|Cadell and Davies, and Others v. Stewart
||1 Jun 1804
||Intellectual property rights, Copyright
||Defender Thomas Stewart, a bookseller in Glasgow, released a book consisting of previously unpublished letters from the late poet Robert Burns to "Clarinda" (Agnes Macelhose), who consented to the letters’ publication. Booksellers Cadell and Davies in London and William Creech in Edinburgh owned the rights to all of Burns's compositions, and they petitioned the court for an interdict against Stewart's publication. The brother and children of Robert Burns appeared in court to support the petition. The booksellers and family members, as pursuers, claimed that the interdict was warranted because Burns had not transferred his rights to the letters by sending the documents to Clarinda.
|Clark v. Bell
||29 Feb 1804
||Statute of limitations, Literary Property, Copyright
||Andrew Bell, an engraver, included pages from James Clark's book in the Encyclopedia Britannica without permission. James Clark claimed that he had the copyright to the information, but Bell argued that the statute of limitations had expired on the claim. The case had originally been heard by a Lord Ordinary who had required Bell to return the pages to Clark. However, Bell appealed the statute of limitations issue to the higher court, which agreed with him that it was possible Clark's claim to the material had expired. As a result, the case was remanded to the Lord Ordinary to reconsider the penalty he had imposed requiring Bell to return the pages to Clark.

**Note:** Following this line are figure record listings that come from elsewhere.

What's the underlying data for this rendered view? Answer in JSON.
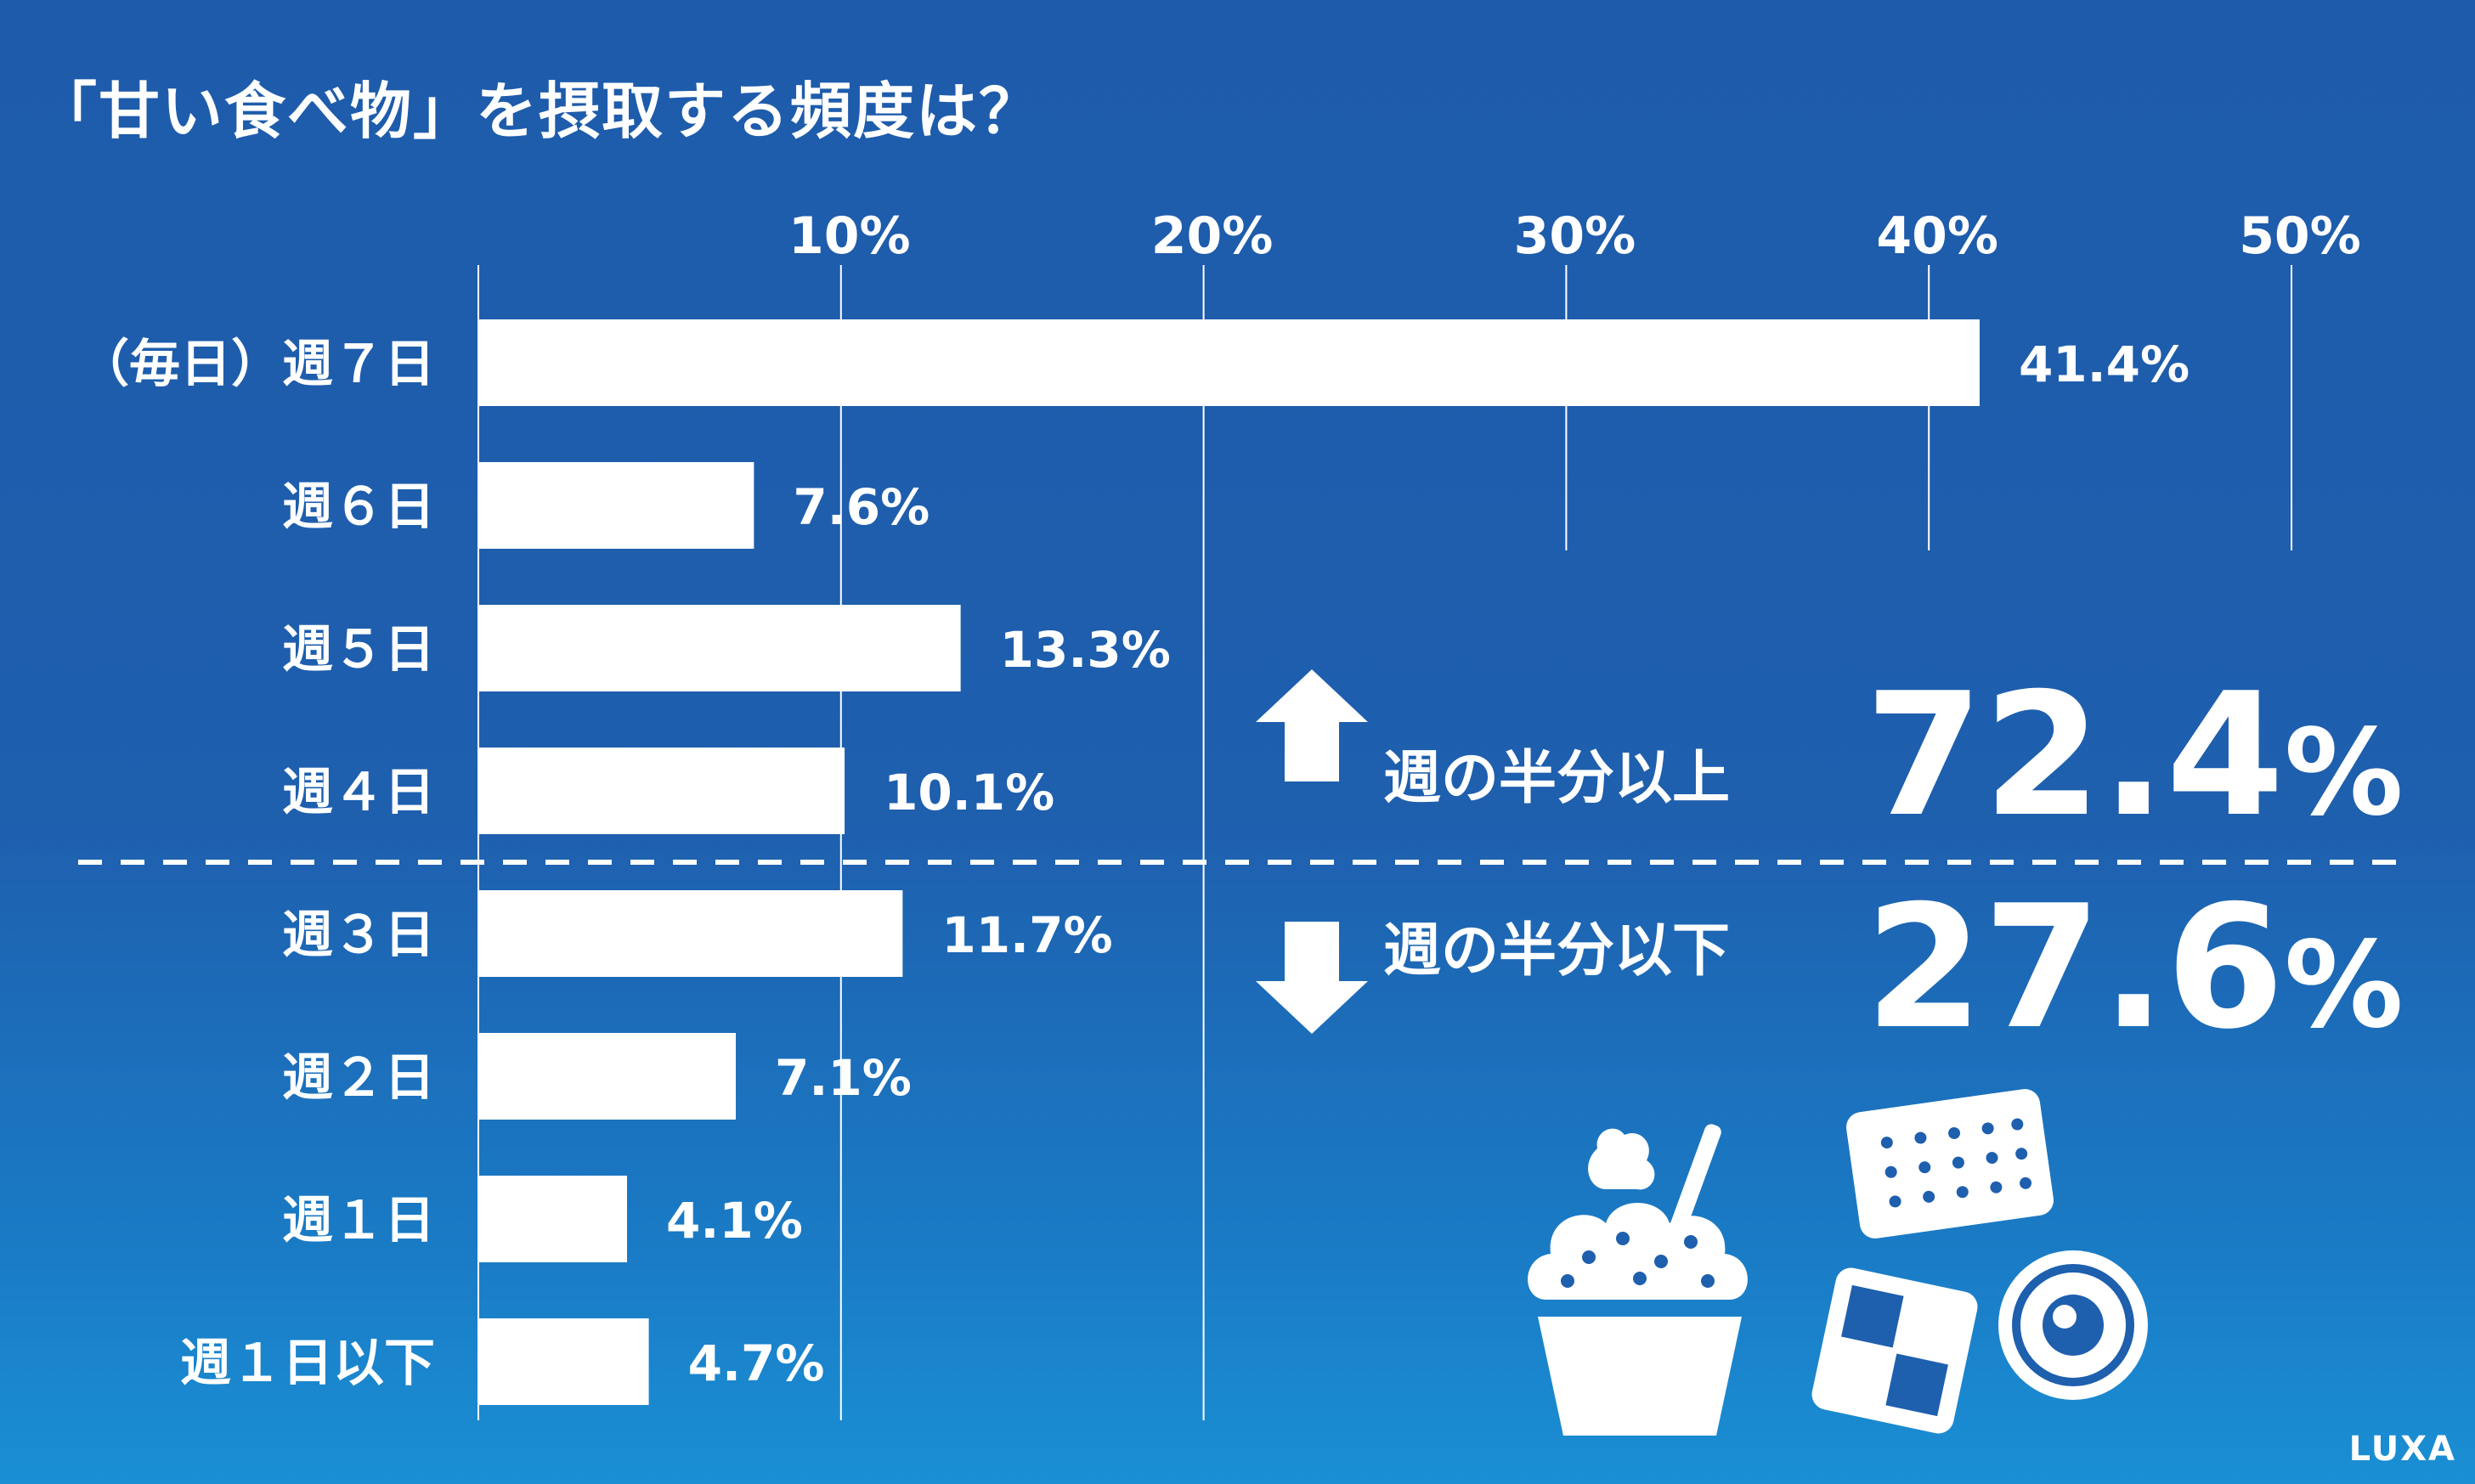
{
  "title": "「甘い食べ物」を摂取する頻度は？",
  "chart_data": {
    "type": "bar",
    "orientation": "horizontal",
    "categories": [
      "（毎日）週７日",
      "週６日",
      "週５日",
      "週４日",
      "週３日",
      "週２日",
      "週１日",
      "週１日以下"
    ],
    "values": [
      41.4,
      7.6,
      13.3,
      10.1,
      11.7,
      7.1,
      4.1,
      4.7
    ],
    "value_labels": [
      "41.4%",
      "7.6%",
      "13.3%",
      "10.1%",
      "11.7%",
      "7.1%",
      "4.1%",
      "4.7%"
    ],
    "x_ticks": [
      10,
      20,
      30,
      40,
      50
    ],
    "x_tick_labels": [
      "10%",
      "20%",
      "30%",
      "40%",
      "50%"
    ],
    "xlim": [
      0,
      50
    ],
    "grid": true,
    "divider_after_category": "週４日"
  },
  "summary": {
    "above": {
      "label": "週の半分以上",
      "value": "72.4",
      "unit": "%"
    },
    "below": {
      "label": "週の半分以下",
      "value": "27.6",
      "unit": "%"
    }
  },
  "brand": {
    "logo_text": "LUXA"
  },
  "colors": {
    "background_top": "#1e5bab",
    "background_bottom": "#1a8fd4",
    "bar": "#ffffff"
  },
  "icons": [
    "up-arrow-icon",
    "down-arrow-icon",
    "cupcake-icon",
    "biscuit-icon",
    "checker-cookie-icon",
    "round-cookie-icon"
  ]
}
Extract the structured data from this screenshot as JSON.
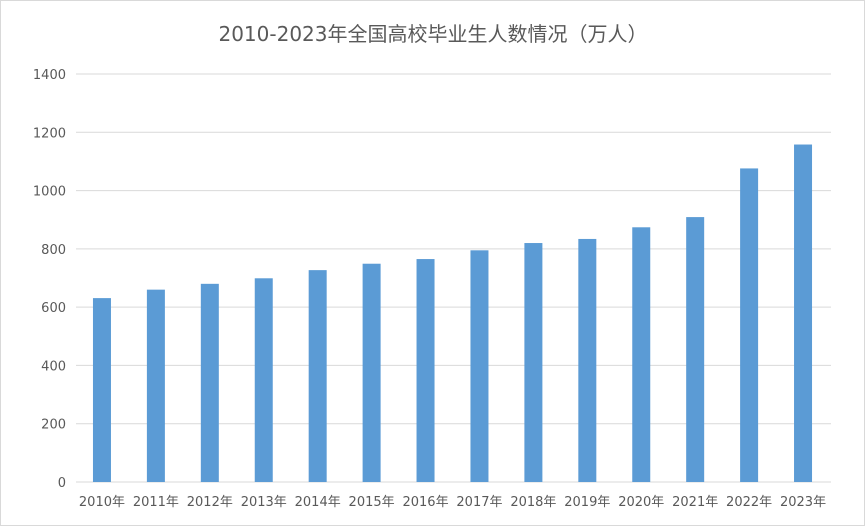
{
  "chart_data": {
    "type": "bar",
    "title": "2010-2023年全国高校毕业生人数情况（万人）",
    "xlabel": "",
    "ylabel": "",
    "categories": [
      "2010年",
      "2011年",
      "2012年",
      "2013年",
      "2014年",
      "2015年",
      "2016年",
      "2017年",
      "2018年",
      "2019年",
      "2020年",
      "2021年",
      "2022年",
      "2023年"
    ],
    "values": [
      631,
      660,
      680,
      699,
      727,
      749,
      765,
      795,
      820,
      834,
      874,
      909,
      1076,
      1158
    ],
    "ylim": [
      0,
      1400
    ],
    "yticks": [
      0,
      200,
      400,
      600,
      800,
      1000,
      1200,
      1400
    ],
    "grid": true,
    "legend": "none",
    "bar_color": "#5b9bd5"
  }
}
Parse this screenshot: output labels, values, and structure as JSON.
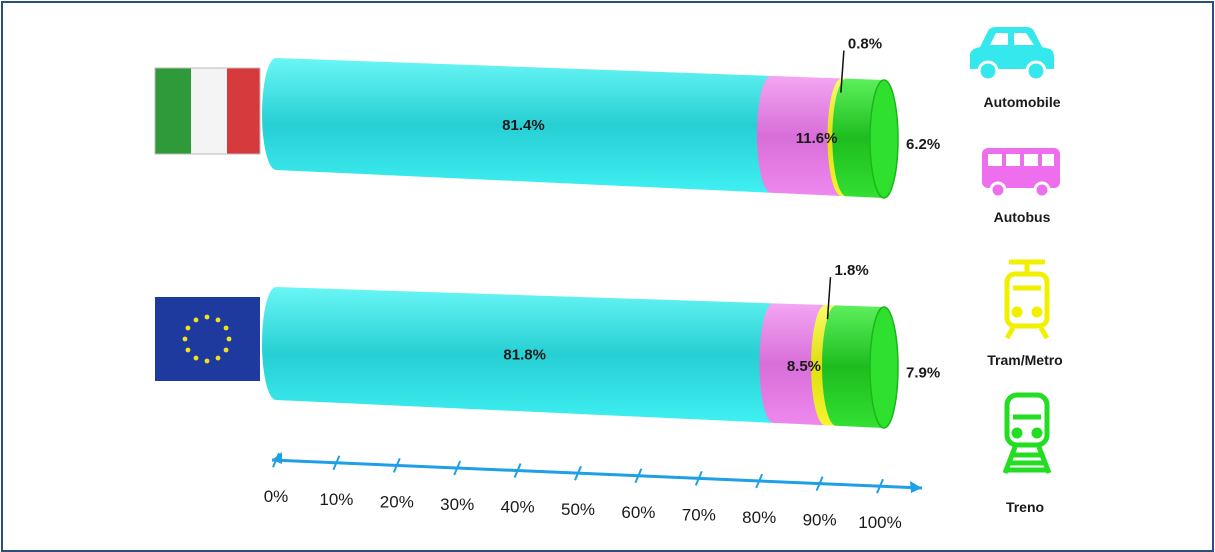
{
  "chart_data": {
    "type": "bar",
    "orientation": "horizontal",
    "stacked": true,
    "categories": [
      "Italia",
      "UE"
    ],
    "series": [
      {
        "name": "Automobile",
        "values": [
          81.4,
          81.8
        ],
        "color": "#33f0f0"
      },
      {
        "name": "Autobus",
        "values": [
          11.6,
          8.5
        ],
        "color": "#ee82ee"
      },
      {
        "name": "Tram/Metro",
        "values": [
          0.8,
          1.8
        ],
        "color": "#f5f51a"
      },
      {
        "name": "Treno",
        "values": [
          6.2,
          7.9
        ],
        "color": "#22dd22"
      }
    ],
    "data_labels": [
      [
        "81.4%",
        "11.6%",
        "0.8%",
        "6.2%"
      ],
      [
        "81.8%",
        "8.5%",
        "1.8%",
        "7.9%"
      ]
    ],
    "x_ticks": [
      "0%",
      "10%",
      "20%",
      "30%",
      "40%",
      "50%",
      "60%",
      "70%",
      "80%",
      "90%",
      "100%"
    ],
    "xlim": [
      0,
      100
    ],
    "axis_color": "#1ea0e6",
    "legend_position": "right",
    "legend_icons": [
      "car-icon",
      "bus-icon",
      "tram-icon",
      "train-icon"
    ],
    "row_icons": [
      "flag-italy-icon",
      "flag-eu-icon"
    ]
  }
}
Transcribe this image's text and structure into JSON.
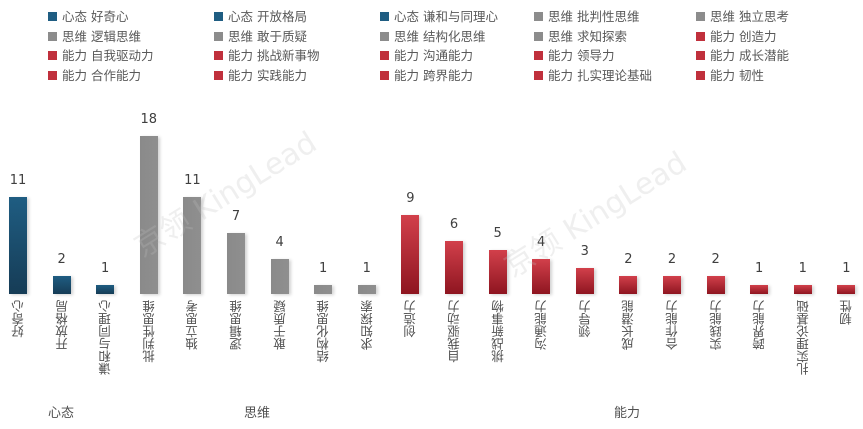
{
  "chart_data": {
    "type": "bar",
    "title": "",
    "xlabel": "",
    "ylabel": "",
    "ylim": [
      0,
      18
    ],
    "grid": false,
    "legend_position": "top",
    "groups": [
      "心态",
      "思维",
      "能力"
    ],
    "categories": [
      "好奇心",
      "开放格局",
      "谦和与同理心",
      "批判性思维",
      "独立思考",
      "逻辑思维",
      "敢于质疑",
      "结构化思维",
      "求知探索",
      "创造力",
      "自我驱动力",
      "挑战新事物",
      "沟通能力",
      "领导力",
      "成长潜能",
      "合作能力",
      "实践能力",
      "跨界能力",
      "扎实理论基础",
      "韧性"
    ],
    "category_groups": [
      "心态",
      "心态",
      "心态",
      "思维",
      "思维",
      "思维",
      "思维",
      "思维",
      "思维",
      "能力",
      "能力",
      "能力",
      "能力",
      "能力",
      "能力",
      "能力",
      "能力",
      "能力",
      "能力",
      "能力"
    ],
    "values": [
      11,
      2,
      1,
      18,
      11,
      7,
      4,
      1,
      1,
      9,
      6,
      5,
      4,
      3,
      2,
      2,
      2,
      1,
      1,
      1
    ],
    "series": [
      {
        "name": "心态 好奇心",
        "values": [
          11
        ]
      },
      {
        "name": "心态 开放格局",
        "values": [
          2
        ]
      },
      {
        "name": "心态 谦和与同理心",
        "values": [
          1
        ]
      },
      {
        "name": "思维 批判性思维",
        "values": [
          18
        ]
      },
      {
        "name": "思维 独立思考",
        "values": [
          11
        ]
      },
      {
        "name": "思维 逻辑思维",
        "values": [
          7
        ]
      },
      {
        "name": "思维 敢于质疑",
        "values": [
          4
        ]
      },
      {
        "name": "思维 结构化思维",
        "values": [
          1
        ]
      },
      {
        "name": "思维 求知探索",
        "values": [
          1
        ]
      },
      {
        "name": "能力 创造力",
        "values": [
          9
        ]
      },
      {
        "name": "能力 自我驱动力",
        "values": [
          6
        ]
      },
      {
        "name": "能力 挑战新事物",
        "values": [
          5
        ]
      },
      {
        "name": "能力 沟通能力",
        "values": [
          4
        ]
      },
      {
        "name": "能力 领导力",
        "values": [
          3
        ]
      },
      {
        "name": "能力 成长潜能",
        "values": [
          2
        ]
      },
      {
        "name": "能力 合作能力",
        "values": [
          2
        ]
      },
      {
        "name": "能力 实践能力",
        "values": [
          2
        ]
      },
      {
        "name": "能力 跨界能力",
        "values": [
          1
        ]
      },
      {
        "name": "能力 扎实理论基础",
        "values": [
          1
        ]
      },
      {
        "name": "能力 韧性",
        "values": [
          1
        ]
      }
    ],
    "colors": {
      "心态": "#1f5d82",
      "思维": "#8c8c8c",
      "能力": "#c0303c"
    }
  },
  "legend": [
    {
      "label": "心态 好奇心",
      "group": "mind"
    },
    {
      "label": "心态 开放格局",
      "group": "mind"
    },
    {
      "label": "心态 谦和与同理心",
      "group": "mind"
    },
    {
      "label": "思维 批判性思维",
      "group": "think"
    },
    {
      "label": "思维 独立思考",
      "group": "think"
    },
    {
      "label": "思维 逻辑思维",
      "group": "think"
    },
    {
      "label": "思维 敢于质疑",
      "group": "think"
    },
    {
      "label": "思维 结构化思维",
      "group": "think"
    },
    {
      "label": "思维 求知探索",
      "group": "think"
    },
    {
      "label": "能力 创造力",
      "group": "ability"
    },
    {
      "label": "能力 自我驱动力",
      "group": "ability"
    },
    {
      "label": "能力 挑战新事物",
      "group": "ability"
    },
    {
      "label": "能力 沟通能力",
      "group": "ability"
    },
    {
      "label": "能力 领导力",
      "group": "ability"
    },
    {
      "label": "能力 成长潜能",
      "group": "ability"
    },
    {
      "label": "能力 合作能力",
      "group": "ability"
    },
    {
      "label": "能力 实践能力",
      "group": "ability"
    },
    {
      "label": "能力 跨界能力",
      "group": "ability"
    },
    {
      "label": "能力 扎实理论基础",
      "group": "ability"
    },
    {
      "label": "能力 韧性",
      "group": "ability"
    }
  ],
  "group_labels": {
    "mind": "心态",
    "think": "思维",
    "ability": "能力"
  },
  "watermark": {
    "text": "京领 KingLead"
  }
}
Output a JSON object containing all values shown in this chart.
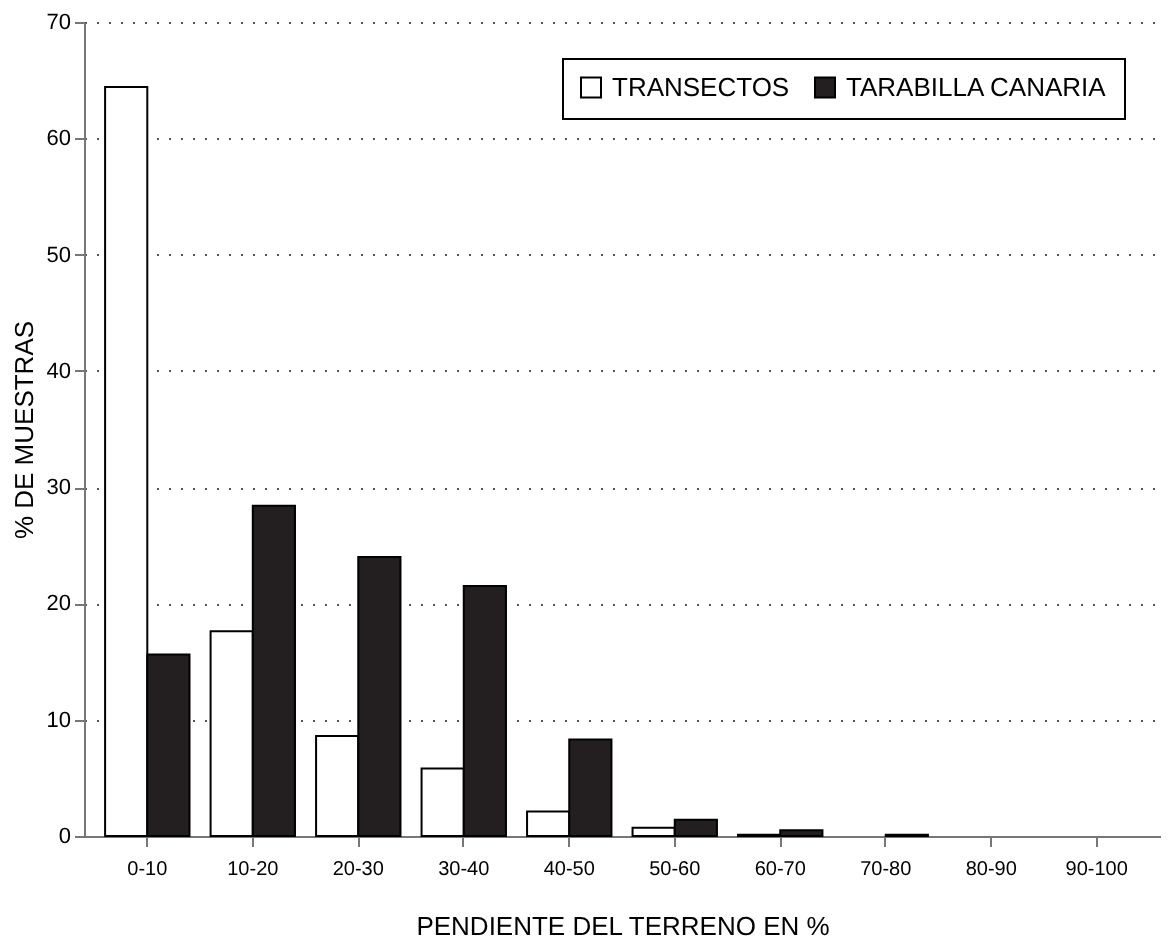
{
  "chart_data": {
    "type": "bar",
    "xlabel": "PENDIENTE DEL TERRENO EN %",
    "ylabel": "% DE MUESTRAS",
    "categories": [
      "0-10",
      "10-20",
      "20-30",
      "30-40",
      "40-50",
      "50-60",
      "60-70",
      "70-80",
      "80-90",
      "90-100"
    ],
    "series": [
      {
        "name": "TRANSECTOS",
        "color": "#ffffff",
        "values": [
          64.4,
          17.6,
          8.6,
          5.8,
          2.1,
          0.7,
          0.1,
          null,
          null,
          null
        ]
      },
      {
        "name": "TARABILLA CANARIA",
        "color": "#231f20",
        "values": [
          15.6,
          28.4,
          24.0,
          21.5,
          8.3,
          1.4,
          0.5,
          0.1,
          null,
          null
        ]
      }
    ],
    "ylim": [
      0,
      70
    ],
    "yticks": [
      0,
      10,
      20,
      30,
      40,
      50,
      60,
      70
    ],
    "grid": "y",
    "legend": "top right"
  }
}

Note: Clark is indexed as "Clerk" in the digest.
|Hinton v. Donaldson
||28 Jul 1773
||This case was about the right to publish a literary work. Stephen Austin obtained a patent from the Crown to publish the second edition of “A New History of the Holy Bible,” by Rev. Thomas Stackhouse. Austin died, leaving his estate to his wife, Elizabeth. She then died after marrying John Hinton, the pursuer. In 1765, defender James Meurose completed another edition of Stackhouse’s book, and in 1767, defenders Alexander Donaldson and John Wood agreed to reprint copies of certain volumes. Hinton sued all three men on the ground that the new edition violated his common law property right in the work. By this time, the patent had expired, and there was no statutory claim. The defenders argued that the common law of Scotland did not provide a perpetual right to so-called literary property.